Linda Samuelson, PhD

Dr. Samuelson’s research program examines the development and function of epithelial cells in stomach and intestine.  We are interested in how basic developmental pathways, growth factors and immune modulators function to regulate epithelial cell proliferation and differentiation in normal physiology and disease. Our approach is to use genetically engineered mouse models and organ culture systems to interrogate pathways regulating epithelial cell homeostasis.  Recent studies have focused on the importance of Notch signaling for regulating stem and progenitor cells.  In the intestine, we have determined that Notch plays a fundamental role in cell lineage choice between absorptive enterocytes and secretory cell types (goblet, endocrine, Paneth). These studies identified Atoh1 and Neurogenin3 as key transcriptional effectors regulating secretory cell differentiation. More recent findings demonstrate a distinct function for Notch signaling to maintain the intestinal stem cell. We have also shown that Notch regulates cellular proliferation and cell fate determination in the stomach, thus suggesting that this signaling pathway plays a fundamental role for epithelial cell renewal in the gastrointestinal tract.

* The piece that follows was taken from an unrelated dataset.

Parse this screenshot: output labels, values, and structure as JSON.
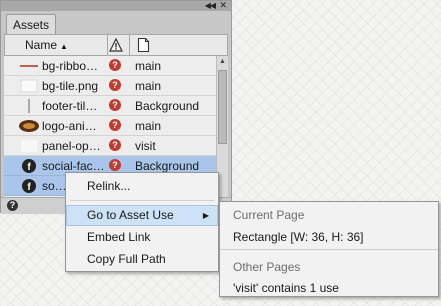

The Samuelson lab studies the development and function of  the gastrointestinal system, focusing on epithelial cell homeostasis in stomach and intestine. In the gut, stem and progenitor cells continuously generate differentiated cell types to maintain and replenish these tissues. Multiple growth factors and morphogens, such as Notch, Wnt, Hedgehog and gastrin regulate proliferation and epithelial cell specification, although their mechanisms of action are poorly understood. Our current focus is directed to the Notch signaling pathway and its function in tissue homeostasis and regeneration after injury. We have determined that  Notch  directly targets gastrointestinal stem cells to regulate the balance of cellular proliferation vs. differentiation.  We utilize a variety of modern experimental approaches and take advantage of genetically-engineered mouse models, mouse and human organoids and human cancer-derived cell lines to understand fundamental mechanisms of gastrointestinal stem cell function.